Stage Two involves categorizing his personality: some villains are crazy (obsession or mental disorder), some are angry and delivering retribution (these are wrathful), and some believe they are doing what is right (these are the self-righteous). Let's play with this and say he is the third option.

Stage Three is where you get to decide Why. It is basically a history, a back story. Remember some Basic Character Psychology One-O-One: no one does what they do without a reason, even if that reason seems stupid. Well...in real life maybe they do, but not in good writing.  For this mad scientist, you can offer up many reasons. One easy answer to his Why would be that he is trying to create a cure for cancer-- and he is determined because his wife is dying of cancer. Perhaps he has succeeded on one case, but every case thereafter is mutating, causing other strange phenomenon that he doesn't quite give a poop about-- villain quality, not caring for others. Having cured one person, he would be driven to identify what the serum did that he gave the subject he cured; he would want to isolate that person and continue more controlled experiments on both them and other subjects. His reasons are good. He might even have allies at this stage: he has all the funding he needs, and he is making progress, working with a team of scientists.

Stage Four is destruction mode, which is always my favorite part: Rip everything away from him and turn his world upside-down. Suddenly the cure he is trying to recreate mutates, and it begins to kill and zombify people. His funding is yanked, his wife dies, now his three-year old son has cancer, and he is fired. But he still has access to medical equipment online. In this stage, the villain is emerging, determined to overthrow opposition and not caring for consequences. In a controlled setting where the company allows human experimentation for those who agree to put themselves at risk, it isn't quite a Taboo...? The Bigger Taboo is doing it outside of authorization and with a personal agenda. It is making a choice to embrace what is wrong in that particular world. This is where he decides to become a villain, continuing his course no matter the consequences. Perhaps he lures and kidnaps his victims; either way, he gets test subjects, and his bad choices multiply. Now the number of zombies are increasing.

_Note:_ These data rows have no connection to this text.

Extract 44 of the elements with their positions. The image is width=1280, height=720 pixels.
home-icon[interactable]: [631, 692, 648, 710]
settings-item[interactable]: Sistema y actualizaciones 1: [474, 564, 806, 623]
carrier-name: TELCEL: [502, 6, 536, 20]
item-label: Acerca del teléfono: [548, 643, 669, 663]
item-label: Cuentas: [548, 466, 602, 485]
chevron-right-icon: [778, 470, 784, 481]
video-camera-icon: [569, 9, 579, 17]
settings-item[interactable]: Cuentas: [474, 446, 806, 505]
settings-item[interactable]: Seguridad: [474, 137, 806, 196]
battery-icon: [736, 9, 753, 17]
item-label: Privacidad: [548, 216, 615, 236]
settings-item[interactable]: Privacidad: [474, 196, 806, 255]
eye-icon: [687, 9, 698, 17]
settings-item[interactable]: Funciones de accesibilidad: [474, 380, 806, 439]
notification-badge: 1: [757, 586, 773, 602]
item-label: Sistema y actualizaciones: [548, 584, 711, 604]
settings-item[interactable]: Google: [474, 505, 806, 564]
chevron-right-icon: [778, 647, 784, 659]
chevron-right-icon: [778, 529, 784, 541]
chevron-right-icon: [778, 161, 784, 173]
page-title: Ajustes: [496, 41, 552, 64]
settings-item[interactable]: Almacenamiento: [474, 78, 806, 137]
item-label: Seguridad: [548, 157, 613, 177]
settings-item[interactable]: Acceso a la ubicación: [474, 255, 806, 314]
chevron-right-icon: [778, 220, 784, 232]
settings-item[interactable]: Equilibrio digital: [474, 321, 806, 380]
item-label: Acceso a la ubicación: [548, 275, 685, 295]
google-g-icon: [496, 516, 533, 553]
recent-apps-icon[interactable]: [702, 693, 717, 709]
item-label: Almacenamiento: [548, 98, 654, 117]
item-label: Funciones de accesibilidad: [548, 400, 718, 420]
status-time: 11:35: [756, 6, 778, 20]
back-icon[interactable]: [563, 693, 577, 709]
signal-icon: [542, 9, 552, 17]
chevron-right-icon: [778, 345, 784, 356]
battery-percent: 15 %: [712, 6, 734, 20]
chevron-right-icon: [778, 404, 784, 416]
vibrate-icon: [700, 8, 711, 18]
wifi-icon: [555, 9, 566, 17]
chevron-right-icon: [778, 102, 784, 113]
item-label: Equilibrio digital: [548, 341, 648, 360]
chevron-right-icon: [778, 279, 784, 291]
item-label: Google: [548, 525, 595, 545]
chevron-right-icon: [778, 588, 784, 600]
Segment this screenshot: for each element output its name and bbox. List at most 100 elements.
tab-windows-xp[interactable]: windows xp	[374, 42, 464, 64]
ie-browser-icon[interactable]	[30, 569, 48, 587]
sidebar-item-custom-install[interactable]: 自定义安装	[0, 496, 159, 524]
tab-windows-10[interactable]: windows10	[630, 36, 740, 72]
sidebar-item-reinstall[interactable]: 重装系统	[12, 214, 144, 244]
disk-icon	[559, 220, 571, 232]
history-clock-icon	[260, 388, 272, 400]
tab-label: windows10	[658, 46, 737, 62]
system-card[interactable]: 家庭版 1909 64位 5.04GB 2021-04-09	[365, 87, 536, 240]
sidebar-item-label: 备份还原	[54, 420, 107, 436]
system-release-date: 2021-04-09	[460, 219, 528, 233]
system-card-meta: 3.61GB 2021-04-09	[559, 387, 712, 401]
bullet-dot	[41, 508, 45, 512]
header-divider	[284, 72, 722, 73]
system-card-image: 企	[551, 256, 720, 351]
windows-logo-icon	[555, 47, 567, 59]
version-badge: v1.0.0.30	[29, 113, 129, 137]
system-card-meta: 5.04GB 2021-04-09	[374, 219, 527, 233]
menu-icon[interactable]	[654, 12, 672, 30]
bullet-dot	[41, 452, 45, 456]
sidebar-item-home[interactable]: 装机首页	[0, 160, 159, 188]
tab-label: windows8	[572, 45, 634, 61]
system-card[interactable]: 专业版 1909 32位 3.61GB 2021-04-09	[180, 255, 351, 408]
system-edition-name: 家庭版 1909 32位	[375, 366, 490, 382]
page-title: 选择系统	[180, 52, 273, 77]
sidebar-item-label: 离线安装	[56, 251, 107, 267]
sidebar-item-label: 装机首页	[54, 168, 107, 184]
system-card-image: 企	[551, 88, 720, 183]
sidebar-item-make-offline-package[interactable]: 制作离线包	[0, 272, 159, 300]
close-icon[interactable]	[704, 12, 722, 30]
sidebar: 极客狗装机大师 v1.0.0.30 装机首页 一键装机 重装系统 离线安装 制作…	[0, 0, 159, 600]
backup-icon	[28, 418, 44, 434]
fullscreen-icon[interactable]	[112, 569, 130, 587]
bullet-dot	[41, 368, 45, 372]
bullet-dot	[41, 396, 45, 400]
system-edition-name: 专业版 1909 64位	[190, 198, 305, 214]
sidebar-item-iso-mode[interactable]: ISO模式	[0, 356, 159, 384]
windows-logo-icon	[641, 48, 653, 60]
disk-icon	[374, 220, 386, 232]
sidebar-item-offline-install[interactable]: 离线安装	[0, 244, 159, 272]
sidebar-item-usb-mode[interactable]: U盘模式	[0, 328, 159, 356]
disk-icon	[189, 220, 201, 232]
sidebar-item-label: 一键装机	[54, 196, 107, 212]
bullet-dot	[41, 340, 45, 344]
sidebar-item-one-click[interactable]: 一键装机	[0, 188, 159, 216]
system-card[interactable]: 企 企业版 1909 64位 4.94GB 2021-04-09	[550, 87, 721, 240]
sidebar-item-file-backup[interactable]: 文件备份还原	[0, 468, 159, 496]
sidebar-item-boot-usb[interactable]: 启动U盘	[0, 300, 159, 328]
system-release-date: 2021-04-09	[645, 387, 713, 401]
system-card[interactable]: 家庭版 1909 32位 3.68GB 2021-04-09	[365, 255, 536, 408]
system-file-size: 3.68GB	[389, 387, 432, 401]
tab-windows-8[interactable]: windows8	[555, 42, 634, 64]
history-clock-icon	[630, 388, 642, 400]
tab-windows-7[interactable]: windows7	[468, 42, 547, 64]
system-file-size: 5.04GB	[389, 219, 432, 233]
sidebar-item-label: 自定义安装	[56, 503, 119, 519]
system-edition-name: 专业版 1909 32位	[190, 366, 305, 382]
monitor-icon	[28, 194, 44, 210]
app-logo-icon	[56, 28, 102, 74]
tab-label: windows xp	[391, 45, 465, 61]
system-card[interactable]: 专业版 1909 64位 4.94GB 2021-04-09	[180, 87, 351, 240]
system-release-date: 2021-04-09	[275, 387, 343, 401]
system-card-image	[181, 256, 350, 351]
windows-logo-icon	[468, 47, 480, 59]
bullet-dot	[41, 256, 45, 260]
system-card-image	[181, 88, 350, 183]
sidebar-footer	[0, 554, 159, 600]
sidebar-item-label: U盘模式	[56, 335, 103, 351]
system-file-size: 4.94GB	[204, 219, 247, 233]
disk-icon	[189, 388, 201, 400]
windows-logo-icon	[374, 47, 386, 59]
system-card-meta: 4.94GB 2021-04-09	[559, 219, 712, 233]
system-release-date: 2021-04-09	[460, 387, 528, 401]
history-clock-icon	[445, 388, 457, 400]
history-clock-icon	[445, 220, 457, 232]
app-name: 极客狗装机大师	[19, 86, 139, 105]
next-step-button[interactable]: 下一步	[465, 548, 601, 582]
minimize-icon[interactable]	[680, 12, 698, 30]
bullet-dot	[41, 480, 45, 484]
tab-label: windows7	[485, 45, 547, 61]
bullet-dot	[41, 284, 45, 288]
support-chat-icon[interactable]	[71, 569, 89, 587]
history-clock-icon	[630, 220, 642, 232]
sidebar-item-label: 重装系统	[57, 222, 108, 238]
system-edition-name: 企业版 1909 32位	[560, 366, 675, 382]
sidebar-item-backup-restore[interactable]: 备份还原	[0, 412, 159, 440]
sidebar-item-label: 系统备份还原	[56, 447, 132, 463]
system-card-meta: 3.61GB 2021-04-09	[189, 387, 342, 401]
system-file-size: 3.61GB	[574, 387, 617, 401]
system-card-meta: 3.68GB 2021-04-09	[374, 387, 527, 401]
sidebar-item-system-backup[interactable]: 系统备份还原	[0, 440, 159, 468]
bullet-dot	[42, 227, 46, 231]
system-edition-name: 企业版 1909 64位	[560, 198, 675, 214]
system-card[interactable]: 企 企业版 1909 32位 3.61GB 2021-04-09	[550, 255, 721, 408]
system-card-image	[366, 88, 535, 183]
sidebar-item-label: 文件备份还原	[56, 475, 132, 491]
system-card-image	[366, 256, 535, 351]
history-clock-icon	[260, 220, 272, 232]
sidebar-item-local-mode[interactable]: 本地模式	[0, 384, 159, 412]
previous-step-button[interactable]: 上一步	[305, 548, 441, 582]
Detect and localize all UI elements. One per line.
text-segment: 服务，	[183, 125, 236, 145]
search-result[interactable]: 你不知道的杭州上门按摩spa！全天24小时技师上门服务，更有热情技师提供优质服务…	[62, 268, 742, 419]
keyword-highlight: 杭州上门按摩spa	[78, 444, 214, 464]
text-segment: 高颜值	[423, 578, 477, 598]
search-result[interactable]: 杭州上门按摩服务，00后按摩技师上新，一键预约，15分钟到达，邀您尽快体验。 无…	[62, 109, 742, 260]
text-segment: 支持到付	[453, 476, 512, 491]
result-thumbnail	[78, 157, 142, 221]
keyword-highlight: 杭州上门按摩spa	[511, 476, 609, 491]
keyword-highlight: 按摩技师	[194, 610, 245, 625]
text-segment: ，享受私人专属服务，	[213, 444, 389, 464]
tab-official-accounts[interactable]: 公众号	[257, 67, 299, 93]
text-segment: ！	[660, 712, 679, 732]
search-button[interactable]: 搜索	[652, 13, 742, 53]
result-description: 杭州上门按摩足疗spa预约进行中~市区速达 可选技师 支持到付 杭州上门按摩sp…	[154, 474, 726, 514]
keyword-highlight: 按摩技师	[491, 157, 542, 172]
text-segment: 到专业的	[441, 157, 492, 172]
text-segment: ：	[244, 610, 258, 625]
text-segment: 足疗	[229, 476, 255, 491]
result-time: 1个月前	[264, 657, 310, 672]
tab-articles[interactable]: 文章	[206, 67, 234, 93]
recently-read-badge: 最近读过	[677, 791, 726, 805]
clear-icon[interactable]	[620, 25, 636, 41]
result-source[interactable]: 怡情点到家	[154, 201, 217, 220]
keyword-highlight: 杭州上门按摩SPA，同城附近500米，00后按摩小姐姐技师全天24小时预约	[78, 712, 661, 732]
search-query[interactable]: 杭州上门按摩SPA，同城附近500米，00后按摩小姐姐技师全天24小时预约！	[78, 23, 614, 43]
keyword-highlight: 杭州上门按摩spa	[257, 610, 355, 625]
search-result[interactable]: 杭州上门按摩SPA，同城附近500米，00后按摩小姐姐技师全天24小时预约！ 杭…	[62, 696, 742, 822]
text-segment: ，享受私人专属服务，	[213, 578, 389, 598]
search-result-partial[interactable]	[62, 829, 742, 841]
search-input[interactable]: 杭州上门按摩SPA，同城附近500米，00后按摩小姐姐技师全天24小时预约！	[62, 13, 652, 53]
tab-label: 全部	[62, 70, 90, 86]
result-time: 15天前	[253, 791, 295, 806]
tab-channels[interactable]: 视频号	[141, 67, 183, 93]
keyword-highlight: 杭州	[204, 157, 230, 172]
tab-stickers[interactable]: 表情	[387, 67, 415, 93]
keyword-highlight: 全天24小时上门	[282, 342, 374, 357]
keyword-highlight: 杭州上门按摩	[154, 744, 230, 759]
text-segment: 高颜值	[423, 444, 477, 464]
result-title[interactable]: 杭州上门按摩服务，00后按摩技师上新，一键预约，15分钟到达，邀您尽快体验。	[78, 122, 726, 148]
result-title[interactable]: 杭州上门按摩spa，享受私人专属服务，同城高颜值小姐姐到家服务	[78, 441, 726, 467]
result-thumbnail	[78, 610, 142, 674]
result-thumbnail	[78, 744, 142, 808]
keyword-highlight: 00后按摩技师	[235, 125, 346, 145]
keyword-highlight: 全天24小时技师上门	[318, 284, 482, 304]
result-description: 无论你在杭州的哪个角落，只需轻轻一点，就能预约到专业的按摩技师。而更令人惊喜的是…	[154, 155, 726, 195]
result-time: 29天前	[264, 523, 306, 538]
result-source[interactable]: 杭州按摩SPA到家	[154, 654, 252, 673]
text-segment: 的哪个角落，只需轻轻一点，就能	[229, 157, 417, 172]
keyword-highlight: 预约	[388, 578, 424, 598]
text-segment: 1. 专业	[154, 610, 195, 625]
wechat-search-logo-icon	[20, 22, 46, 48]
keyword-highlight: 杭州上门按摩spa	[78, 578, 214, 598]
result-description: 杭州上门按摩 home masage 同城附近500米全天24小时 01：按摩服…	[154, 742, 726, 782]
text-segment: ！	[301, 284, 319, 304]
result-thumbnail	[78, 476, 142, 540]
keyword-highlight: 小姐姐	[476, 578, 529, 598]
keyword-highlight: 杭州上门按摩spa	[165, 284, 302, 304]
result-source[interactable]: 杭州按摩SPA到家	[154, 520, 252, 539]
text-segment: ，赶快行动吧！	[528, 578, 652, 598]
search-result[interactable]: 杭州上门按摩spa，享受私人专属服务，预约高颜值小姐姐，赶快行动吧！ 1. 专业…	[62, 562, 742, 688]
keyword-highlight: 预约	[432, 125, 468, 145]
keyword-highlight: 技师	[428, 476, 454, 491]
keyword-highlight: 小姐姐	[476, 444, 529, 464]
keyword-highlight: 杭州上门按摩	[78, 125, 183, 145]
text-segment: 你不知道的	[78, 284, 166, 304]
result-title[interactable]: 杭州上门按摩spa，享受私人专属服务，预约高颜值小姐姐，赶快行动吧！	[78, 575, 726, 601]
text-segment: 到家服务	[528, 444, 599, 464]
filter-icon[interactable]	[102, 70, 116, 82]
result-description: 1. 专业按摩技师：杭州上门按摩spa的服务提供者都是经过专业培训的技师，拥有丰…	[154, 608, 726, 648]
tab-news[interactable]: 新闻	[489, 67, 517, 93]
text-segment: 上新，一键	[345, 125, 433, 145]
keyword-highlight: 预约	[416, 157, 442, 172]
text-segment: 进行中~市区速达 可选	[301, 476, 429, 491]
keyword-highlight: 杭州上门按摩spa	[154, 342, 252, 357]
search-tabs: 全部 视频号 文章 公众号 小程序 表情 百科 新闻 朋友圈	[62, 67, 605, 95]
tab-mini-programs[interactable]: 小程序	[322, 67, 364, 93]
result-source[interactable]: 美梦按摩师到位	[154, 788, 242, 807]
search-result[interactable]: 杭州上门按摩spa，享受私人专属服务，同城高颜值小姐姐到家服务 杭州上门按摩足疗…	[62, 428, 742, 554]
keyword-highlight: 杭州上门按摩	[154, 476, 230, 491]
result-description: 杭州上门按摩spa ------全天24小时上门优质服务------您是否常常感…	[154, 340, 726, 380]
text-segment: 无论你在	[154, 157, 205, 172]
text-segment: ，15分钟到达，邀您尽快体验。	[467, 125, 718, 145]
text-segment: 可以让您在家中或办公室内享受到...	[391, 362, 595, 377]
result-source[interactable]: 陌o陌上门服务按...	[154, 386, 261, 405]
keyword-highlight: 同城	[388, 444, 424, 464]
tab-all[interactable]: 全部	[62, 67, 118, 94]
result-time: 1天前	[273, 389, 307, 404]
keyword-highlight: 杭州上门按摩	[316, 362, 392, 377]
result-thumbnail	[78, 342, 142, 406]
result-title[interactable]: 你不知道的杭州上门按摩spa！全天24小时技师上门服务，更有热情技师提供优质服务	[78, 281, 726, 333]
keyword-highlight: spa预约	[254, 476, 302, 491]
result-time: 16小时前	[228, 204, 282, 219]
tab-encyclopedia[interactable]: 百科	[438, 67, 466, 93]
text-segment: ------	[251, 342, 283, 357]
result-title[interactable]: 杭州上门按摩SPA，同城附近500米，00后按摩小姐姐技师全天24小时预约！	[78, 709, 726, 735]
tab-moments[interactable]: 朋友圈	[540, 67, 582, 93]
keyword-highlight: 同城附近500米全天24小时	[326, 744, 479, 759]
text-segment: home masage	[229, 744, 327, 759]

As for creating a use for the brainchips, throw something in the blender: maybe his son is bitten by a zombie and is in the process of becoming one. The mad scientist refuses to see his son die or become a zombie, thus: Experiment Change. He realizes there is a way to bring humanity back to his zombified subjects, and he is willing to do so to try to save his son.

Every step of the way, he becomes more and more evil, choosing to do things that are against nature, against morals, against the laws set for a reason. His conscience is murdered by his determination.

Muhahaha! You have a villain. Now, when you insert the villain in the story, it is often best to begin revealing the villain at his worst, displaying his remote-controlled superzombie army, his mutated, walking-dead son, all the juicy stuff that would creep others out. The hero is the one you then concentrate on, as the hero is who the story is about. The hero challenges the villain and usually brings him down by stopping him in one of many ways: arresting him, killing him, setting him on the right path and having him atone for his sins, et cetera. (Usually the villain dies or worse, but if it is your story, then it is your choice!)

Remember, though, some people are rotten from birth, and you can always go with that instead.

Now go forth and create your villainy, my young (or old) mad writers, MU-HA-HA-HA-HA!!!!